Starting a New Habit When It Feels Unstable

It might seem a little strange to be writing and sharing a blog about habits just before Christmas and the New Year.

This is usually the time we’re told to pause, indulge, or wait and hold off until 1st January, when we can start fresh, do it “properly,” and commit with a clean slate.

But I keep coming back to the same question: why wait?

At the beginning of December, I set myself the goal of setting and following a workout pattern. It had to be something that would be impactful yet easy. So I committed to 10 minutes a day for 6 days a week, ranging from arms to legs to core to walking and yoga. The variety was imperative at encouraging me to begin and continue this habit.  Not as a New Year’s resolution, not as part of a dramatic reset, but as a quiet decision  to start doing something kind for my body. I set myself a simple goal: to be consistent with it for a month.

I’m a few days short of that month now, and I’ll be honest, it hasn’t been a perfect streak.

Two weeks ago, for example, I felt run down. Not dramatically ill, but low on energy, a bit foggy, and depleted in the way that makes pushing through feel like it would take more than it gives. So I paused the workouts and focused on healing instead. From the outside, this can look like stopping. And internally as well – usually, this might be a cue for me to give up – I’ve missed a few days so what’s the point? But I reframed this as rather than missing my workouts – I deliberately CHOSE to take time to rest and recover, and as soon as I was feeling well again I go back into – and am still following – the habit.

This is where mindset matters.

A fixed mindset would say that pausing means I’ve broken the habit, failed the goal, or proved that I can’t stick to things. A growth mindset tells a different story. Not being able to do something because you’re run down or unwell doesn’t mean you have to stop doing the thing altogether.
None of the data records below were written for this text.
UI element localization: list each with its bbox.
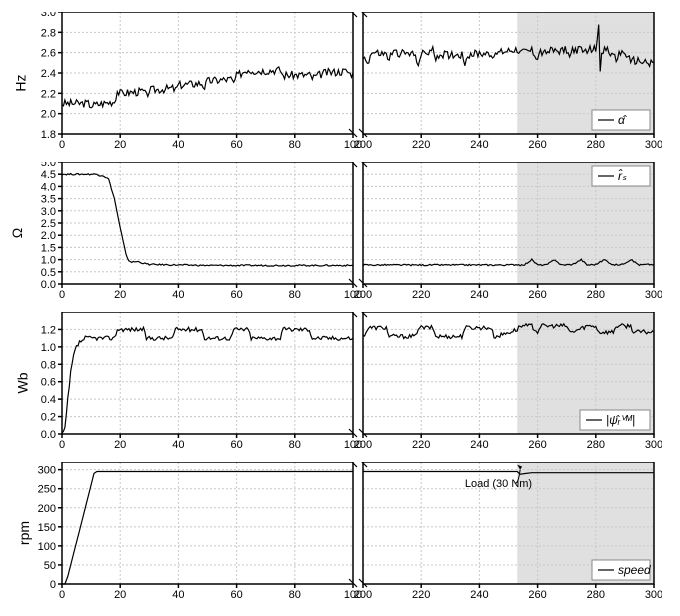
chart-panel-speed: rpm0501001502002503000204060801002002202… xyxy=(8,462,662,604)
svg-text:0: 0 xyxy=(59,139,65,151)
svg-text:220: 220 xyxy=(412,589,430,601)
svg-text:20: 20 xyxy=(114,289,126,301)
ylabel-psi: Wb xyxy=(15,373,31,394)
svg-text:40: 40 xyxy=(172,589,184,601)
svg-text:1.0: 1.0 xyxy=(41,342,56,354)
svg-text:240: 240 xyxy=(470,589,488,601)
svg-text:0.4: 0.4 xyxy=(41,394,56,406)
svg-text:2.4: 2.4 xyxy=(41,68,56,80)
svg-text:1.2: 1.2 xyxy=(41,324,56,336)
svg-text:4.5: 4.5 xyxy=(41,169,56,181)
svg-text:20: 20 xyxy=(114,589,126,601)
svg-text:0: 0 xyxy=(59,289,65,301)
svg-text:300: 300 xyxy=(645,289,662,301)
svg-text:150: 150 xyxy=(38,522,56,534)
svg-text:0.5: 0.5 xyxy=(41,267,56,279)
ylabel-rs: Ω xyxy=(9,228,25,238)
svg-text:5.0: 5.0 xyxy=(41,162,56,169)
svg-text:0: 0 xyxy=(59,589,65,601)
svg-text:260: 260 xyxy=(528,139,546,151)
svg-text:1.8: 1.8 xyxy=(41,129,56,141)
svg-text:2.0: 2.0 xyxy=(41,109,56,121)
svg-text:40: 40 xyxy=(172,139,184,151)
svg-text:0.0: 0.0 xyxy=(41,429,56,441)
ylabel-alpha: Hz xyxy=(13,74,29,91)
chart-panel-psi: Wb0.00.20.40.60.81.01.202040608010020022… xyxy=(8,312,662,454)
legend-rs: r̂ₛ xyxy=(618,168,627,183)
svg-text:200: 200 xyxy=(354,139,372,151)
chart-panel-rs: Ω 0.00.51.01.52.02.53.03.54.04.55.0 0 20 40 6… xyxy=(8,162,662,304)
svg-text:280: 280 xyxy=(587,139,605,151)
svg-text:260: 260 xyxy=(528,589,546,601)
svg-text:0: 0 xyxy=(50,579,56,591)
svg-text:0.0: 0.0 xyxy=(41,279,56,291)
svg-text:80: 80 xyxy=(289,289,301,301)
legend-psi: |ψ̂ᵣⱽᴹ| xyxy=(606,413,635,427)
svg-text:0: 0 xyxy=(59,439,65,451)
svg-text:280: 280 xyxy=(587,439,605,451)
legend-speed: speed xyxy=(618,563,651,577)
svg-text:200: 200 xyxy=(354,589,372,601)
svg-text:1.5: 1.5 xyxy=(41,242,56,254)
svg-text:220: 220 xyxy=(412,439,430,451)
svg-text:2.0: 2.0 xyxy=(41,230,56,242)
svg-text:200: 200 xyxy=(38,503,56,515)
svg-text:0.2: 0.2 xyxy=(41,412,56,424)
svg-text:60: 60 xyxy=(230,139,242,151)
svg-text:0.6: 0.6 xyxy=(41,377,56,389)
svg-text:60: 60 xyxy=(230,589,242,601)
svg-text:100: 100 xyxy=(38,541,56,553)
svg-text:60: 60 xyxy=(230,439,242,451)
chart-panel-alpha: Hz1.82.02.22.42.62.83.002040608010020022… xyxy=(8,12,662,154)
svg-text:220: 220 xyxy=(412,289,430,301)
svg-text:60: 60 xyxy=(230,289,242,301)
svg-text:200: 200 xyxy=(354,439,372,451)
svg-text:280: 280 xyxy=(587,589,605,601)
svg-text:260: 260 xyxy=(528,439,546,451)
svg-text:80: 80 xyxy=(289,139,301,151)
svg-text:80: 80 xyxy=(289,439,301,451)
svg-text:2.6: 2.6 xyxy=(41,48,56,60)
svg-text:300: 300 xyxy=(645,139,662,151)
svg-text:280: 280 xyxy=(587,289,605,301)
svg-text:2.2: 2.2 xyxy=(41,88,56,100)
svg-text:240: 240 xyxy=(470,439,488,451)
svg-text:50: 50 xyxy=(44,560,56,572)
svg-text:220: 220 xyxy=(412,139,430,151)
svg-text:0.8: 0.8 xyxy=(41,359,56,371)
svg-text:1.0: 1.0 xyxy=(41,255,56,267)
ylabel-speed: rpm xyxy=(16,521,32,545)
svg-text:200: 200 xyxy=(354,289,372,301)
svg-text:300: 300 xyxy=(645,439,662,451)
svg-text:250: 250 xyxy=(38,484,56,496)
svg-text:20: 20 xyxy=(114,439,126,451)
svg-text:240: 240 xyxy=(470,139,488,151)
svg-text:20: 20 xyxy=(114,139,126,151)
svg-text:4.0: 4.0 xyxy=(41,181,56,193)
svg-text:300: 300 xyxy=(645,589,662,601)
svg-text:3.0: 3.0 xyxy=(41,206,56,218)
svg-text:40: 40 xyxy=(172,439,184,451)
svg-text:2.8: 2.8 xyxy=(41,27,56,39)
annotation-load: Load (30 Nm) xyxy=(465,478,532,490)
svg-text:80: 80 xyxy=(289,589,301,601)
svg-text:300: 300 xyxy=(38,465,56,477)
svg-text:3.5: 3.5 xyxy=(41,194,56,206)
svg-text:260: 260 xyxy=(528,289,546,301)
svg-text:2.5: 2.5 xyxy=(41,218,56,230)
svg-text:3.0: 3.0 xyxy=(41,12,56,19)
svg-text:40: 40 xyxy=(172,289,184,301)
svg-text:240: 240 xyxy=(470,289,488,301)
It means your capacity has changed, not your intention.

One moment doesn’t define us. One disrupted week doesn’t undo the work that came before it.

Instead of telling myself “I’ve stopped working out,” I told myself, “I’ll start again next week.” That reframe keeps the habit alive without forcing it. It allows space for rest without turning it into a narrative about failure.

The early stages of any habit are fragile. They’re not automatic yet. They rely on trust, and that trust is built when your body learns that starting something new doesn’t mean ignoring its needs or pushing through at all costs.

There’s a common trap with habits where one pause tries to rewrite the whole story. One missed session becomes “I never stick at anything.” One difficult week becomes “what’s the point in continuing?”

Remember, habits aren’t a straight line. They’re a relationship  with your energy, your health, and your real life. Learning how to return to a habit is just as important as learning how to start it.

As I started to get back into it, and continue to build on it. I already know what helps me. I like the flexibility of being able to change my routine whenever I want to. At the same time, I keep some things the same: the time of day, the general structure, the cues that make it feel familiar rather than overwhelming.

I’ve also learned that earlier is kinder than later. Getting it done earlier in the day isn’t about discipline or productivity, but for me  it’s about capacity. Later in the day, everything has to compete with fatigue, decision overload, and the general fullness of life.

Most importantly, I hold myself accountable without being harsh. Accountability doesn’t have to sound like criticism. It can be calm and practical: noticing what got in the way, adjusting expectations, and starting again without drama.

I may be a few days short of my original one-month goal, but I’m still continuing. This habit didn’t begin on 1st January, and it doesn’t need a symbolic restart to be valid. I’ll carry it with me into 2026, already shaped by real life rather than waiting for a perfect moment that doesn’t exist.

If you’re thinking about habits at this time of year, you don’t have to wait either. You can begin quietly, imperfectly, and in a way that fits around your life as it actually is.

The goal isn’t a perfect streak or a dramatic New Year reset. It’s a habit that survives real life and comes with you into the year ahead. I look forward to updating after a couple of months!